La comunità in cui viviamo sta cambiando di dimensione, essa non è più la nazione ma il mondo intero; in consequenza potremo definire la globalizzazione come uno stato di connettività complessa della società che ha degli effetti sociali molto profondi sull’intera comunità mondiale. L’esplosione delle disuguaglianze è uno di questi effetti sociali causati dalla globalizzazione economica.
La tesi secondo cui la “crescita” sia un bene anche per i poveri è un mito neoliberista destituito di qualsiasi fondamento anche teorico, tant’è che manca una qualsiasi ricerca sufficientemente accurata volta a dimostrare tale assunto. La realtà è che la crescita fallisce tale obiettivo e, piuttosto, peggiora le condizioni dei più poveri.
La globalizzazione, infatti, consegna il potere decisionale alla mercé del grande capitale mentre i lavoratori delle diverse nazioni entrano in competizione tra loro. Si determina così precarizzazione del lavoro, crescita esponenziale delle disuguaglianze a livello mondiale, ritorno della povertà anche nelle società avanzate, difficoltà per i giovani ad entrare nel sistema produttivo che tende addirittura ad escluderli.

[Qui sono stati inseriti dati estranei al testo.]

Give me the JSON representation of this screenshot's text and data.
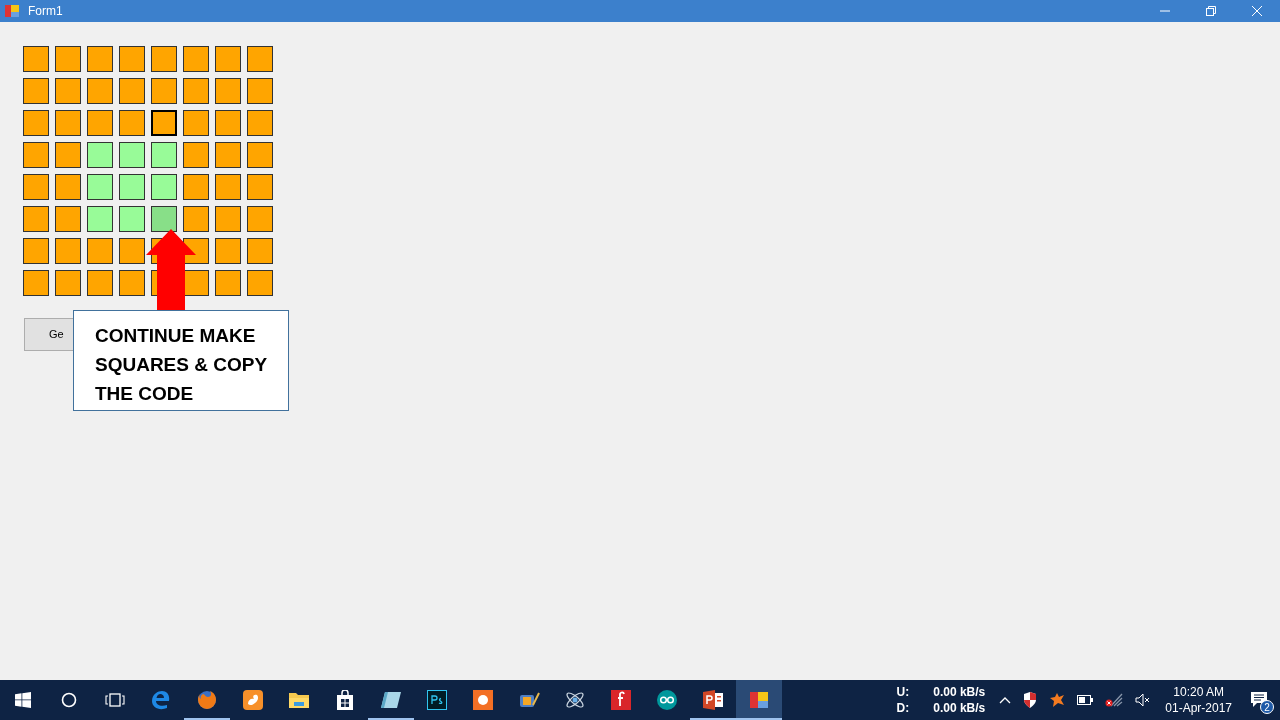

Si affaccia sulla scena del dibattito europeo una recente forma, finora sconosciuta, di diseguaglianza tra i lavoratori stabili, assunti con un contratto a tempo pieno e di durata indeterminata, e i lavoratori flessibili o precari. Si tratta degli operai e degli impiegati assunti a tempo parziale, dei lavoratori con contratti a tempo determinato oppure dei dipendenti assunti con contratto interinale e, infine, di quadri e dirigenti licenziati e utilizzati come liberi professionisti che emettono fattura. In Italia, secondo i dati ISTAT, i nuovi ingressi al lavoro in forma atipica superano ogni anno il 65 % del totale. In ciò si riflette un programmatico trasferimento di rischio dalle imprese agli individui.